Tuesday, May 15, 2018

Eastern Shore Journal: Royal Oak

Royal Oak Commiunity United Methodist Church (photograph by Hallie Cohen)
Harriet Taubman and Frederic Douglas both urged Lincoln to allow blacks to serve in the Union Army and a small plaque now stands in front of a roadside cemetery in the town of Unionville where 18 Talbot Country slaves and free blacks are buried. The area has a liberal history and feeling that’s more humorously communicated in a street sign which advertises Love’s Folly Road.
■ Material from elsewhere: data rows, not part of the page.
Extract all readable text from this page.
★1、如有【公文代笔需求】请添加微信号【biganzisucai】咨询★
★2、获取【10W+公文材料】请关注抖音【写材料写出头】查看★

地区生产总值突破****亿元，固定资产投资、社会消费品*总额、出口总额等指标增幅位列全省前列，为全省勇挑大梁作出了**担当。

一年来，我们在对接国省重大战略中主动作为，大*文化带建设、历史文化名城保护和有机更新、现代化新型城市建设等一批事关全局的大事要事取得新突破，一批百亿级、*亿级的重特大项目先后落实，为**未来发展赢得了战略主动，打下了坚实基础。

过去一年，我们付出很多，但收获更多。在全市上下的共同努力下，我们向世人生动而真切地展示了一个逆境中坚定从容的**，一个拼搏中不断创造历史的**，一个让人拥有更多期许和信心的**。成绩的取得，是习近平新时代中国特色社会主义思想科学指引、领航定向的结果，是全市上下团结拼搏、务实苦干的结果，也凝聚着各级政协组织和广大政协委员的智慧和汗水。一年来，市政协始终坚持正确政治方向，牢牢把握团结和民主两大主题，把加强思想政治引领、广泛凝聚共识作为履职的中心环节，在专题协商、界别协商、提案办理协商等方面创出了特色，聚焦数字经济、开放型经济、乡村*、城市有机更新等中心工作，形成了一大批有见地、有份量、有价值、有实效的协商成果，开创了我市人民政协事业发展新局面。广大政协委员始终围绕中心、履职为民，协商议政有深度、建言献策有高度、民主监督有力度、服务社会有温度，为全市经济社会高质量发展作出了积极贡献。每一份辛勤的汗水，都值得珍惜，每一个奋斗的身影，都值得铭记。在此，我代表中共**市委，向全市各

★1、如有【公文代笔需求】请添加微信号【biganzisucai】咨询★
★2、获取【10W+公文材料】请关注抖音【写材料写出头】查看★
In Royal Oak, a hamlet which might be termed a suburb of St Michaels stands the clapboard wood United Methodist Church in front of which is a beached boat reflecting another aspect of the local heritage, the maritime history which infuses practically every element of everyday life. The church for all its modesty still manages to sport stained glass windows that almost have a tromp l’oeil effect; they hardly seem to soar and look more like a fading painting that's both sublime and wistful at the same time. But the weathered structure is a landmark that indelibly captures much of the feeling of this area of the Chesapeake Bay region, a mixture of the spiritual and the arcane, in which the old co-exists but is rarely obliged to give way to the new. Tolerance is perhaps the best way to describe the enchanting landscape where growth and preservation go hand in hand and age doesn’t automatically lead to obsolescence.